Die Teufelswette I 

Die Teufelswette I

Wasserspeier in Teufelsgestalt

Als in Köln der alte Dom durch einen herrlicheren ersetzt werden sollte, wurde Meister Gerhard von Ryle, der in Frankreich die Baukunst der Kathedralen studiert hatte, beauftragt innerhalb eines Jahres einen Bauplan vorzulegen. Gutgelaunt ging er ans Werk, doch so oft er sich sicher war, nunmehr einen durchführbaren Plan gefunden zu haben, taten sich neue Probleme auf. Schließlich verzweifelte er.

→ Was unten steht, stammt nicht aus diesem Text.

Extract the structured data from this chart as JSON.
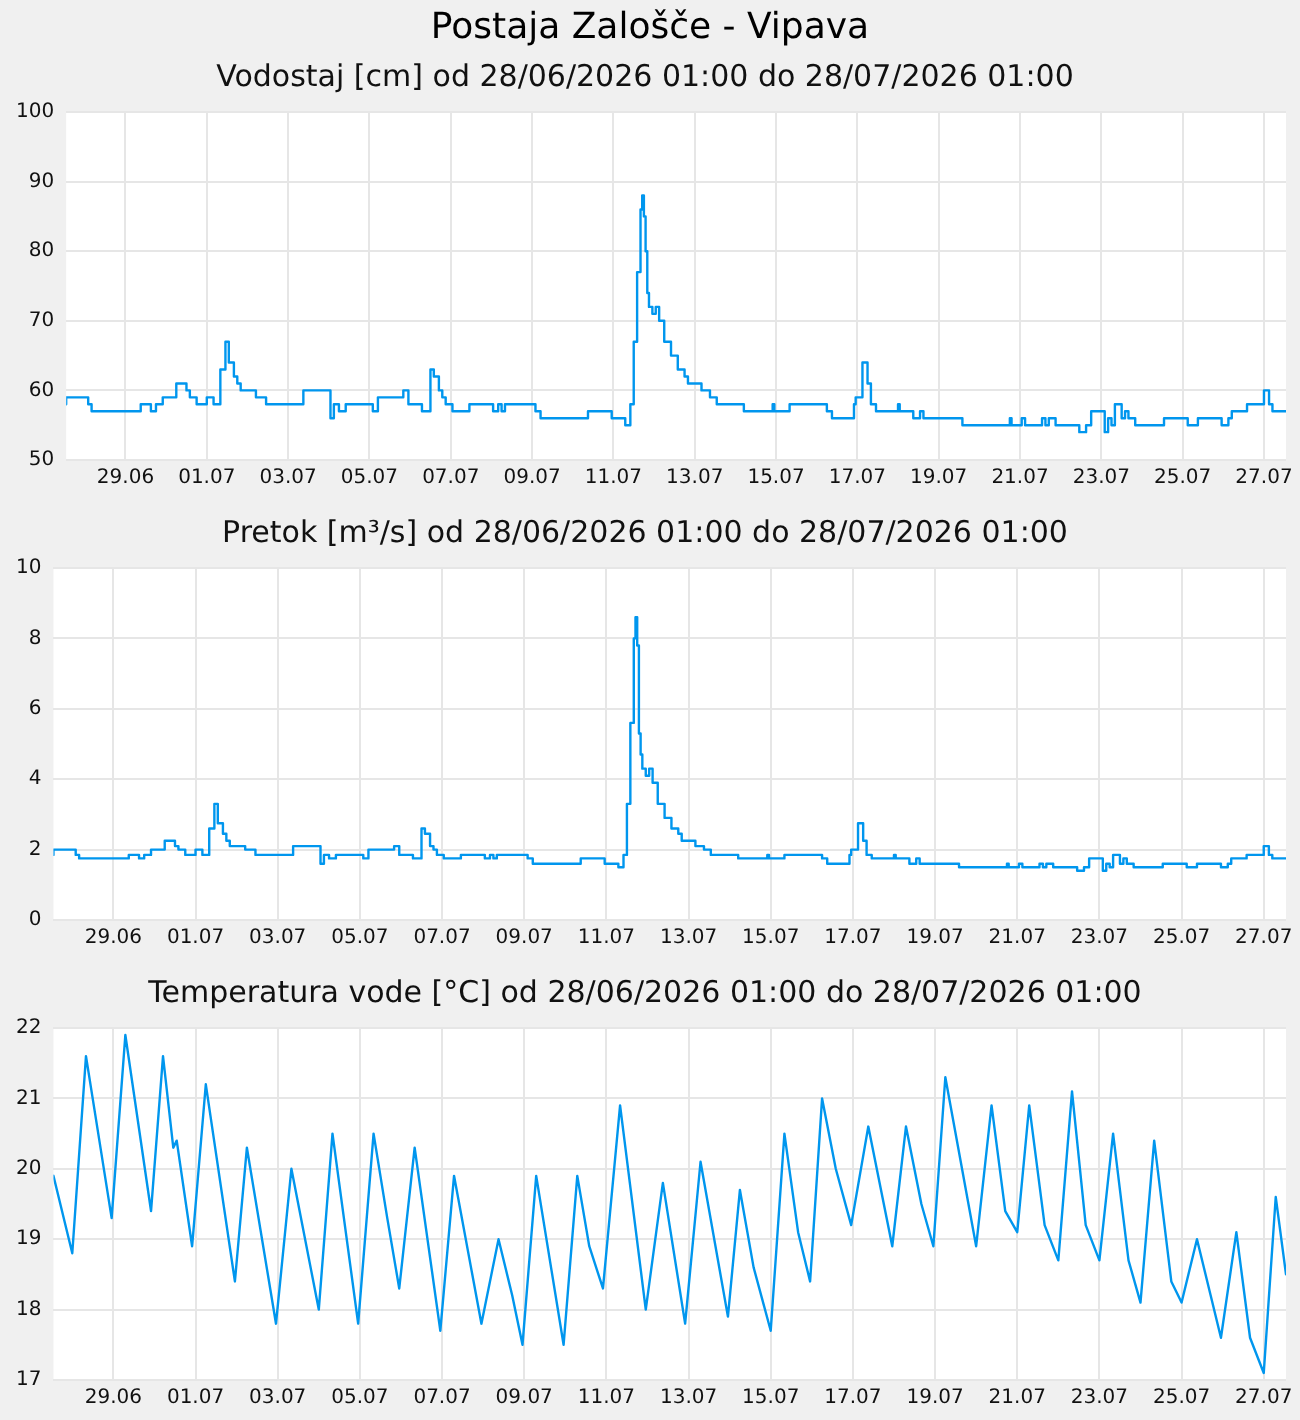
{
  "chart_data": [
    {
      "type": "step",
      "title": "Postaja Zalošče - Vipava",
      "subtitle": "Vodostaj [cm] od 28/06/2026 01:00 do 28/07/2026 01:00",
      "xlim": [
        "2026-06-28T01:00",
        "2026-07-28T01:00"
      ],
      "xticks": [
        {
          "value": "2026-06-29T12:00",
          "label": "29.06"
        },
        {
          "value": "2026-07-01T12:00",
          "label": "01.07"
        },
        {
          "value": "2026-07-03T12:00",
          "label": "03.07"
        },
        {
          "value": "2026-07-05T12:00",
          "label": "05.07"
        },
        {
          "value": "2026-07-07T12:00",
          "label": "07.07"
        },
        {
          "value": "2026-07-09T12:00",
          "label": "09.07"
        },
        {
          "value": "2026-07-11T12:00",
          "label": "11.07"
        },
        {
          "value": "2026-07-13T12:00",
          "label": "13.07"
        },
        {
          "value": "2026-07-15T12:00",
          "label": "15.07"
        },
        {
          "value": "2026-07-17T12:00",
          "label": "17.07"
        },
        {
          "value": "2026-07-19T12:00",
          "label": "19.07"
        },
        {
          "value": "2026-07-21T12:00",
          "label": "21.07"
        },
        {
          "value": "2026-07-23T12:00",
          "label": "23.07"
        },
        {
          "value": "2026-07-25T12:00",
          "label": "25.07"
        },
        {
          "value": "2026-07-27T12:00",
          "label": "27.07"
        }
      ],
      "ylim": [
        50,
        100
      ],
      "yticks": [
        50,
        60,
        70,
        80,
        90,
        100
      ],
      "grid": true,
      "series": [
        {
          "color": "#0096ee",
          "x": [
            "2026-06-28T01:00",
            "2026-06-28T14:00",
            "2026-06-28T16:00",
            "2026-06-29T21:00",
            "2026-06-30T03:00",
            "2026-06-30T06:00",
            "2026-06-30T10:00",
            "2026-06-30T18:00",
            "2026-07-01T00:00",
            "2026-07-01T02:00",
            "2026-07-01T06:00",
            "2026-07-01T12:00",
            "2026-07-01T16:00",
            "2026-07-01T20:00",
            "2026-07-01T23:00",
            "2026-07-02T01:00",
            "2026-07-02T04:00",
            "2026-07-02T06:00",
            "2026-07-02T08:00",
            "2026-07-02T17:00",
            "2026-07-02T23:00",
            "2026-07-03T21:00",
            "2026-07-04T13:00",
            "2026-07-04T15:00",
            "2026-07-04T18:00",
            "2026-07-04T22:00",
            "2026-07-05T14:00",
            "2026-07-05T17:00",
            "2026-07-06T08:00",
            "2026-07-06T11:00",
            "2026-07-06T19:00",
            "2026-07-07T00:00",
            "2026-07-07T02:00",
            "2026-07-07T05:00",
            "2026-07-07T07:00",
            "2026-07-07T09:00",
            "2026-07-07T13:00",
            "2026-07-07T23:00",
            "2026-07-08T13:00",
            "2026-07-08T16:00",
            "2026-07-08T18:00",
            "2026-07-08T20:00",
            "2026-07-09T14:00",
            "2026-07-09T17:00",
            "2026-07-10T21:00",
            "2026-07-11T11:00",
            "2026-07-11T19:00",
            "2026-07-11T22:00",
            "2026-07-12T00:00",
            "2026-07-12T02:00",
            "2026-07-12T04:00",
            "2026-07-12T05:00",
            "2026-07-12T06:00",
            "2026-07-12T07:00",
            "2026-07-12T08:00",
            "2026-07-12T09:00",
            "2026-07-12T11:00",
            "2026-07-12T13:00",
            "2026-07-12T15:00",
            "2026-07-12T18:00",
            "2026-07-12T22:00",
            "2026-07-13T02:00",
            "2026-07-13T06:00",
            "2026-07-13T08:00",
            "2026-07-13T16:00",
            "2026-07-13T21:00",
            "2026-07-14T01:00",
            "2026-07-14T17:00",
            "2026-07-15T10:00",
            "2026-07-15T11:00",
            "2026-07-15T20:00",
            "2026-07-16T18:00",
            "2026-07-16T21:00",
            "2026-07-17T10:00",
            "2026-07-17T11:00",
            "2026-07-17T15:00",
            "2026-07-17T18:00",
            "2026-07-17T20:00",
            "2026-07-17T23:00",
            "2026-07-18T12:00",
            "2026-07-18T13:00",
            "2026-07-18T21:00",
            "2026-07-19T01:00",
            "2026-07-19T03:00",
            "2026-07-20T02:00",
            "2026-07-21T06:00",
            "2026-07-21T07:00",
            "2026-07-21T13:00",
            "2026-07-21T15:00",
            "2026-07-22T01:00",
            "2026-07-22T03:00",
            "2026-07-22T05:00",
            "2026-07-22T09:00",
            "2026-07-22T23:00",
            "2026-07-23T03:00",
            "2026-07-23T06:00",
            "2026-07-23T14:00",
            "2026-07-23T16:00",
            "2026-07-23T18:00",
            "2026-07-23T20:00",
            "2026-07-24T00:00",
            "2026-07-24T02:00",
            "2026-07-24T04:00",
            "2026-07-24T08:00",
            "2026-07-25T01:00",
            "2026-07-25T15:00",
            "2026-07-25T21:00",
            "2026-07-26T11:00",
            "2026-07-26T15:00",
            "2026-07-26T17:00",
            "2026-07-27T02:00",
            "2026-07-27T12:00",
            "2026-07-27T15:00",
            "2026-07-27T17:00",
            "2026-07-28T00:00",
            "2026-07-28T01:00"
          ],
          "values": [
            58,
            59,
            58,
            57,
            58,
            57,
            58,
            59,
            61,
            60,
            59,
            58,
            59,
            58,
            63,
            67,
            64,
            62,
            61,
            60,
            59,
            58,
            60,
            56,
            58,
            57,
            58,
            57,
            59,
            60,
            58,
            57,
            63,
            62,
            60,
            59,
            58,
            57,
            58,
            57,
            58,
            57,
            58,
            57,
            56,
            57,
            56,
            55,
            58,
            67,
            77,
            86,
            88,
            85,
            80,
            74,
            72,
            71,
            72,
            70,
            67,
            65,
            63,
            62,
            61,
            60,
            59,
            58,
            57,
            58,
            57,
            58,
            57,
            56,
            58,
            59,
            64,
            61,
            58,
            57,
            58,
            57,
            56,
            57,
            56,
            55,
            56,
            55,
            56,
            55,
            56,
            55,
            56,
            55,
            54,
            55,
            57,
            54,
            56,
            55,
            58,
            56,
            57,
            56,
            55,
            56,
            55,
            56,
            55,
            56,
            57,
            58,
            60,
            58,
            57,
            57
          ]
        }
      ]
    },
    {
      "type": "step",
      "title": "Pretok [m³/s] od 28/06/2026 01:00 do 28/07/2026 01:00",
      "xlim": [
        "2026-06-28T01:00",
        "2026-07-28T01:00"
      ],
      "xticks": [
        {
          "value": "2026-06-29T12:00",
          "label": "29.06"
        },
        {
          "value": "2026-07-01T12:00",
          "label": "01.07"
        },
        {
          "value": "2026-07-03T12:00",
          "label": "03.07"
        },
        {
          "value": "2026-07-05T12:00",
          "label": "05.07"
        },
        {
          "value": "2026-07-07T12:00",
          "label": "07.07"
        },
        {
          "value": "2026-07-09T12:00",
          "label": "09.07"
        },
        {
          "value": "2026-07-11T12:00",
          "label": "11.07"
        },
        {
          "value": "2026-07-13T12:00",
          "label": "13.07"
        },
        {
          "value": "2026-07-15T12:00",
          "label": "15.07"
        },
        {
          "value": "2026-07-17T12:00",
          "label": "17.07"
        },
        {
          "value": "2026-07-19T12:00",
          "label": "19.07"
        },
        {
          "value": "2026-07-21T12:00",
          "label": "21.07"
        },
        {
          "value": "2026-07-23T12:00",
          "label": "23.07"
        },
        {
          "value": "2026-07-25T12:00",
          "label": "25.07"
        },
        {
          "value": "2026-07-27T12:00",
          "label": "27.07"
        }
      ],
      "ylim": [
        0,
        10
      ],
      "yticks": [
        0,
        2,
        4,
        6,
        8,
        10
      ],
      "grid": true,
      "series": [
        {
          "color": "#0096ee",
          "x": [
            "2026-06-28T01:00",
            "2026-06-28T14:00",
            "2026-06-28T16:00",
            "2026-06-29T21:00",
            "2026-06-30T03:00",
            "2026-06-30T06:00",
            "2026-06-30T10:00",
            "2026-06-30T18:00",
            "2026-07-01T00:00",
            "2026-07-01T02:00",
            "2026-07-01T06:00",
            "2026-07-01T12:00",
            "2026-07-01T16:00",
            "2026-07-01T20:00",
            "2026-07-01T23:00",
            "2026-07-02T01:00",
            "2026-07-02T04:00",
            "2026-07-02T06:00",
            "2026-07-02T08:00",
            "2026-07-02T17:00",
            "2026-07-02T23:00",
            "2026-07-03T21:00",
            "2026-07-04T13:00",
            "2026-07-04T15:00",
            "2026-07-04T18:00",
            "2026-07-04T22:00",
            "2026-07-05T14:00",
            "2026-07-05T17:00",
            "2026-07-06T08:00",
            "2026-07-06T11:00",
            "2026-07-06T19:00",
            "2026-07-07T00:00",
            "2026-07-07T02:00",
            "2026-07-07T05:00",
            "2026-07-07T07:00",
            "2026-07-07T09:00",
            "2026-07-07T13:00",
            "2026-07-07T23:00",
            "2026-07-08T13:00",
            "2026-07-08T16:00",
            "2026-07-08T18:00",
            "2026-07-08T20:00",
            "2026-07-09T14:00",
            "2026-07-09T17:00",
            "2026-07-10T21:00",
            "2026-07-11T11:00",
            "2026-07-11T19:00",
            "2026-07-11T22:00",
            "2026-07-12T00:00",
            "2026-07-12T02:00",
            "2026-07-12T04:00",
            "2026-07-12T05:00",
            "2026-07-12T06:00",
            "2026-07-12T07:00",
            "2026-07-12T08:00",
            "2026-07-12T09:00",
            "2026-07-12T11:00",
            "2026-07-12T13:00",
            "2026-07-12T15:00",
            "2026-07-12T18:00",
            "2026-07-12T22:00",
            "2026-07-13T02:00",
            "2026-07-13T06:00",
            "2026-07-13T08:00",
            "2026-07-13T16:00",
            "2026-07-13T21:00",
            "2026-07-14T01:00",
            "2026-07-14T17:00",
            "2026-07-15T10:00",
            "2026-07-15T11:00",
            "2026-07-15T20:00",
            "2026-07-16T18:00",
            "2026-07-16T21:00",
            "2026-07-17T10:00",
            "2026-07-17T11:00",
            "2026-07-17T15:00",
            "2026-07-17T18:00",
            "2026-07-17T20:00",
            "2026-07-17T23:00",
            "2026-07-18T12:00",
            "2026-07-18T13:00",
            "2026-07-18T21:00",
            "2026-07-19T01:00",
            "2026-07-19T03:00",
            "2026-07-20T02:00",
            "2026-07-21T06:00",
            "2026-07-21T07:00",
            "2026-07-21T13:00",
            "2026-07-21T15:00",
            "2026-07-22T01:00",
            "2026-07-22T03:00",
            "2026-07-22T05:00",
            "2026-07-22T09:00",
            "2026-07-22T23:00",
            "2026-07-23T03:00",
            "2026-07-23T06:00",
            "2026-07-23T14:00",
            "2026-07-23T16:00",
            "2026-07-23T18:00",
            "2026-07-23T20:00",
            "2026-07-24T00:00",
            "2026-07-24T02:00",
            "2026-07-24T04:00",
            "2026-07-24T08:00",
            "2026-07-25T01:00",
            "2026-07-25T15:00",
            "2026-07-25T21:00",
            "2026-07-26T11:00",
            "2026-07-26T15:00",
            "2026-07-26T17:00",
            "2026-07-27T02:00",
            "2026-07-27T12:00",
            "2026-07-27T15:00",
            "2026-07-27T17:00",
            "2026-07-28T00:00",
            "2026-07-28T01:00"
          ],
          "values": [
            1.85,
            2.0,
            1.85,
            1.75,
            1.85,
            1.75,
            1.85,
            2.0,
            2.25,
            2.1,
            2.0,
            1.85,
            2.0,
            1.85,
            2.6,
            3.3,
            2.75,
            2.45,
            2.25,
            2.1,
            2.0,
            1.85,
            2.1,
            1.6,
            1.85,
            1.75,
            1.85,
            1.75,
            2.0,
            2.1,
            1.85,
            1.75,
            2.6,
            2.45,
            2.1,
            2.0,
            1.85,
            1.75,
            1.85,
            1.75,
            1.85,
            1.75,
            1.85,
            1.75,
            1.6,
            1.75,
            1.6,
            1.5,
            1.85,
            3.3,
            5.6,
            8.0,
            8.6,
            7.8,
            5.3,
            4.7,
            4.3,
            4.1,
            4.3,
            3.9,
            3.3,
            2.9,
            2.6,
            2.45,
            2.25,
            2.1,
            2.0,
            1.85,
            1.75,
            1.85,
            1.75,
            1.85,
            1.75,
            1.6,
            1.85,
            2.0,
            2.75,
            2.25,
            1.85,
            1.75,
            1.85,
            1.75,
            1.6,
            1.75,
            1.6,
            1.5,
            1.6,
            1.5,
            1.6,
            1.5,
            1.6,
            1.5,
            1.6,
            1.5,
            1.4,
            1.5,
            1.75,
            1.4,
            1.6,
            1.5,
            1.85,
            1.6,
            1.75,
            1.6,
            1.5,
            1.6,
            1.5,
            1.6,
            1.5,
            1.6,
            1.75,
            1.85,
            2.1,
            1.85,
            1.75,
            1.75
          ]
        }
      ]
    },
    {
      "type": "line",
      "title": "Temperatura vode [°C] od 28/06/2026 01:00 do 28/07/2026 01:00",
      "xlim": [
        "2026-06-28T01:00",
        "2026-07-28T01:00"
      ],
      "xticks": [
        {
          "value": "2026-06-29T12:00",
          "label": "29.06"
        },
        {
          "value": "2026-07-01T12:00",
          "label": "01.07"
        },
        {
          "value": "2026-07-03T12:00",
          "label": "03.07"
        },
        {
          "value": "2026-07-05T12:00",
          "label": "05.07"
        },
        {
          "value": "2026-07-07T12:00",
          "label": "07.07"
        },
        {
          "value": "2026-07-09T12:00",
          "label": "09.07"
        },
        {
          "value": "2026-07-11T12:00",
          "label": "11.07"
        },
        {
          "value": "2026-07-13T12:00",
          "label": "13.07"
        },
        {
          "value": "2026-07-15T12:00",
          "label": "15.07"
        },
        {
          "value": "2026-07-17T12:00",
          "label": "17.07"
        },
        {
          "value": "2026-07-19T12:00",
          "label": "19.07"
        },
        {
          "value": "2026-07-21T12:00",
          "label": "21.07"
        },
        {
          "value": "2026-07-23T12:00",
          "label": "23.07"
        },
        {
          "value": "2026-07-25T12:00",
          "label": "25.07"
        },
        {
          "value": "2026-07-27T12:00",
          "label": "27.07"
        }
      ],
      "ylim": [
        17,
        22
      ],
      "yticks": [
        17,
        18,
        19,
        20,
        21,
        22
      ],
      "grid": true,
      "series": [
        {
          "color": "#0096ee",
          "x": [
            "2026-06-28T01:00",
            "2026-06-28T12:00",
            "2026-06-28T20:00",
            "2026-06-29T11:00",
            "2026-06-29T19:00",
            "2026-06-30T10:00",
            "2026-06-30T17:00",
            "2026-06-30T23:00",
            "2026-07-01T01:00",
            "2026-07-01T10:00",
            "2026-07-01T18:00",
            "2026-07-02T11:00",
            "2026-07-02T18:00",
            "2026-07-03T11:00",
            "2026-07-03T20:00",
            "2026-07-04T12:00",
            "2026-07-04T20:00",
            "2026-07-05T11:00",
            "2026-07-05T20:00",
            "2026-07-06T04:00",
            "2026-07-06T11:00",
            "2026-07-06T20:00",
            "2026-07-07T11:00",
            "2026-07-07T19:00",
            "2026-07-08T11:00",
            "2026-07-08T21:00",
            "2026-07-09T05:00",
            "2026-07-09T11:00",
            "2026-07-09T19:00",
            "2026-07-10T11:00",
            "2026-07-10T19:00",
            "2026-07-11T02:00",
            "2026-07-11T10:00",
            "2026-07-11T20:00",
            "2026-07-12T11:00",
            "2026-07-12T21:00",
            "2026-07-13T10:00",
            "2026-07-13T19:00",
            "2026-07-14T11:00",
            "2026-07-14T18:00",
            "2026-07-15T02:00",
            "2026-07-15T12:00",
            "2026-07-15T20:00",
            "2026-07-16T04:00",
            "2026-07-16T11:00",
            "2026-07-16T18:00",
            "2026-07-17T02:00",
            "2026-07-17T11:00",
            "2026-07-17T21:00",
            "2026-07-18T11:00",
            "2026-07-18T19:00",
            "2026-07-19T04:00",
            "2026-07-19T11:00",
            "2026-07-19T18:00",
            "2026-07-20T12:00",
            "2026-07-20T21:00",
            "2026-07-21T05:00",
            "2026-07-21T12:00",
            "2026-07-21T19:00",
            "2026-07-22T04:00",
            "2026-07-22T12:00",
            "2026-07-22T20:00",
            "2026-07-23T04:00",
            "2026-07-23T12:00",
            "2026-07-23T20:00",
            "2026-07-24T05:00",
            "2026-07-24T12:00",
            "2026-07-24T20:00",
            "2026-07-25T06:00",
            "2026-07-25T12:00",
            "2026-07-25T21:00",
            "2026-07-26T05:00",
            "2026-07-26T11:00",
            "2026-07-26T20:00",
            "2026-07-27T04:00",
            "2026-07-27T12:00",
            "2026-07-27T19:00",
            "2026-07-28T01:00"
          ],
          "values": [
            19.9,
            18.8,
            21.6,
            19.3,
            21.9,
            19.4,
            21.6,
            20.3,
            20.4,
            18.9,
            21.2,
            18.4,
            20.3,
            17.8,
            20.0,
            18.0,
            20.5,
            17.8,
            20.5,
            19.3,
            18.3,
            20.3,
            17.7,
            19.9,
            17.8,
            19.0,
            18.2,
            17.5,
            19.9,
            17.5,
            19.9,
            18.9,
            18.3,
            20.9,
            18.0,
            19.8,
            17.8,
            20.1,
            17.9,
            19.7,
            18.6,
            17.7,
            20.5,
            19.1,
            18.4,
            21.0,
            20.0,
            19.2,
            20.6,
            18.9,
            20.6,
            19.5,
            18.9,
            21.3,
            18.9,
            20.9,
            19.4,
            19.1,
            20.9,
            19.2,
            18.7,
            21.1,
            19.2,
            18.7,
            20.5,
            18.7,
            18.1,
            20.4,
            18.4,
            18.1,
            19.0,
            18.2,
            17.6,
            19.1,
            17.6,
            17.1,
            19.6,
            18.5
          ]
        }
      ]
    }
  ]
}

Eines Tages, als er auf der anderen Rheinseite spazieren ging, schlief er über all seinen Sorgen an einem großen Felsbrocken, der unter den Bürgern nur der "Teufelsstein" genannt wurde, ein.

 

Als Meister Gerhard erwachte, stand vor ihm ein Fremder, der gekleidet war wie die französischen Bauleute. Der Fremde begann mit einem Stock die Linien eines Baurisses in den Sand zu zeichnen, in dem Gerhard unschwer den vollendeten Bauplan zum Dom erkannte. Erstaunt fragte Gerhard den Fremden, was er ihm für diesen Plan bezahlen müsse. Die Antwort lautete: 'Ich will Dich und wenn du Frau und Kind noch hinzufügst, helfe ich dir, diesen Bau in drei Jahren zu errichten. Wenn ich aber den Bau beim ersten Hahnenschrei am Ende der letzten Nacht nicht vollendet habe, seid ihr frei.' Nicht einmal der Teufel kann ein so gewaltiges Bauwerk innerhalb dieser Frist errichten, dachte Meister Gerhard und ging den Pakt ein.

 

Die Arbeit an der Dombaustelle schritt in nie da gewesener Weise voran. Bei Tag und Nacht erklang der Baulärm, doch der Dombaumeister wurde immer wunderlicher. Schon bald munkelte man, es ginge auf der Baustelle nicht mit rechten Dingen zu. Dies hörte auch die Frau des Dombaumeisters. Auf ihre bange Frage, was an den Gerüchten wahr sei, berichtete Meister Gerhard ihr von dem unheilvollen Pakt. Verzweifelt suchte die Frau nach einem Ausweg.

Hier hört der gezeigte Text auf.